There are many reasons. Personally, I have a passion for history. I daydreamed about fantastic adventures throughout history during those boring classes at school. I envisioned the pageantry and the glory of age-old armies of Caesar, Napoleon, and Frederick. I was introduced to history through old war movies, and I guess they just stuck. Waterloo in the early 1970's, as well as classics like The Bridge At Remagen, The Longest Day, and A Bridge Too Far stimulated my boyish imagination like nothing else. Coming from a military family, I was hooked at a very young age.
Still shot of Waterloo
Poster from A Bridge Too Far
It was only as I matured that I realized the true horror and brutality of warfare, which increased my admiration for past (and current) heroes and brilliant leaders even more. Wargaming, in a small way, makes me feel like I am a witness to the glory of battle (without the inherent dangers of dodging bullets and cannonballs, of course). Wargaming also complements my study of history; one truly understands more the science of warfare when viewed, in proper scale, on a three-dimensional table.
I am not typically creative in my everyday life ( I can barely draw stick figures), but when it comes to a wargaming table, I throw myself into the constructing of the terrain and the placing of beautifully painted figures. Wargaming in miniature is surely a creative release for me. I truly get satisfaction from seeing the finished product.
A beautiful table filled with colorful miniatures
And, of course there is the thrill of competition. For many wargamers, this competitive spirit is the primary reason for playing. Wargaming, either in miniature or with boardgaming, is atypical of a very upscale game of chess. To many, the feeling of victory when a plan comes together on a table is a psychological rush that can be addictive. Many wargames, whether historical or fantasy-inspired, are tailored for tournament competitions. One thing I've noticed is that younger wargamers are especially attracted to this competitive mindset.
Warhammer and 40K are especially designed for competitive tournament play
Fellowship with kindred spirits is yet another reason for wargaming. For many years, I thought I was alone in my passion for studying history, strategy, and tactics. It is an incredible feeling to socialize and share great beer, fun, and snacks (especially snacks...) with like-minded fellows who appreciate the same interests as you. Combining the time spent in fellowship with the ability to roll dice and play out history on a table is a very strong attraction to the hobby for many.
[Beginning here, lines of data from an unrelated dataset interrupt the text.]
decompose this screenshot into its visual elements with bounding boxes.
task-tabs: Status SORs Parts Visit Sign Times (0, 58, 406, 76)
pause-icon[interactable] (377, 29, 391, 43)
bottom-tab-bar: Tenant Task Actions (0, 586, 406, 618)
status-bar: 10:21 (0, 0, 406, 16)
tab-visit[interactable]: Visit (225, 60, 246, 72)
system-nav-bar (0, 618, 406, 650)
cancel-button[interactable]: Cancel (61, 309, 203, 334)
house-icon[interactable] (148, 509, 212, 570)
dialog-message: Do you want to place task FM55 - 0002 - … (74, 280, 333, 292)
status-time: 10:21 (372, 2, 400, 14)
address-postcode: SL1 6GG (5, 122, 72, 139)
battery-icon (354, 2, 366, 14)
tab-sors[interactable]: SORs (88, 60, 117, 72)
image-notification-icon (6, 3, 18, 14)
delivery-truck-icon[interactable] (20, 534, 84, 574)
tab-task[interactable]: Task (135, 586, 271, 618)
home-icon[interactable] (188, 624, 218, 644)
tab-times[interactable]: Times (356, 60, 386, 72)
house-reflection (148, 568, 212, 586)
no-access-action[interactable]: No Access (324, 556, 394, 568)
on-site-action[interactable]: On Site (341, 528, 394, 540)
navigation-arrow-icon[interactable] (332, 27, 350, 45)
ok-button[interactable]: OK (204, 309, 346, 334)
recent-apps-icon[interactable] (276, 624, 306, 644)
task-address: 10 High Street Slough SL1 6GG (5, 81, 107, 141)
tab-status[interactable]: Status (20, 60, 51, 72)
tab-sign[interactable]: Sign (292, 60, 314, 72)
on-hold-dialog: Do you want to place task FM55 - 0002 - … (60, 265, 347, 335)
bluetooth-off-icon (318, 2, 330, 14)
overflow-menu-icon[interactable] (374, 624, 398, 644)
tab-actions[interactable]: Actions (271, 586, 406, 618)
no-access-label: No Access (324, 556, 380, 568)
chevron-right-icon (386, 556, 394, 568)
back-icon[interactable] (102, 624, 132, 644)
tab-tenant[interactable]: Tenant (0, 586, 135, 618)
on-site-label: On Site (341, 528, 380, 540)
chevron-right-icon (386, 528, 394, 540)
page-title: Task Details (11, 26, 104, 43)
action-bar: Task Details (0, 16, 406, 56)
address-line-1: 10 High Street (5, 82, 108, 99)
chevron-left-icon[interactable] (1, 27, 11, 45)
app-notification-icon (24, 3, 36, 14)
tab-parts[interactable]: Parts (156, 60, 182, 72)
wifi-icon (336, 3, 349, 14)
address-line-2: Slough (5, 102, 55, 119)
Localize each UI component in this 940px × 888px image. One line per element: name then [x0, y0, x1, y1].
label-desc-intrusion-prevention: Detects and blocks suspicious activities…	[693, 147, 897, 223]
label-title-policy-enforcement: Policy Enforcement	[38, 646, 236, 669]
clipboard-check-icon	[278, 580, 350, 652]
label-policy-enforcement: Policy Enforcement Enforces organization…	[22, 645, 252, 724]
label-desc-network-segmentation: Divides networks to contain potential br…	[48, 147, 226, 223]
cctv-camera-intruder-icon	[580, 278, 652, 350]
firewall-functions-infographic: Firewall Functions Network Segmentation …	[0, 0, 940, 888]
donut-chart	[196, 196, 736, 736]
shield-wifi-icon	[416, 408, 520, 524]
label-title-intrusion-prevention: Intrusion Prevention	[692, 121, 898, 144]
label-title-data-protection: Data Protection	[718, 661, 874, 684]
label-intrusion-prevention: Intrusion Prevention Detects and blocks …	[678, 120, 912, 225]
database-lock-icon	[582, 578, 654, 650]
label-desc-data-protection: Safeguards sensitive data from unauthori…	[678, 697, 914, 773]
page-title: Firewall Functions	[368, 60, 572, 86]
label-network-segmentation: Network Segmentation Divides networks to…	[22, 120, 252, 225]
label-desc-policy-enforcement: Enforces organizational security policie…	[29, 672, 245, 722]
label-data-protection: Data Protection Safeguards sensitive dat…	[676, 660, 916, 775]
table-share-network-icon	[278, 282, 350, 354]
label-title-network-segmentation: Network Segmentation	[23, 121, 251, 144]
Genial fellows interested in flowing beer and clashing armies
The roll of the die is akin to gambling for some. The thrill of beating the odds, without the risk of losing all of your money, can be exhilarating. Who doesn't relish the moment when "boxcars" are rolled, and the opposing enemy unit routs as a result? Many of my fondest wargaming memories are of the times when I defeated Lady Luck and stunned my opponent with a extraordinary roll, courtesy of the dice gods.
My favorite roll !
In summary, there are many particular reasons to wargame. In my humble opinion, all of these reasons can be summed up in one primary category. Why do a majority of people participate in any hobby? Escape...... even for a short while, escape from our mundane, srress-filled lives is why we do it. Any hobby should fill the hobbyist with a sense of fun, without being judged by anyone else, including other hobbyists. Much as a model train enthusiast barricades himself in a basement to work on his hobby, wargamers do it essentially for the same reason. And what's wrong with that?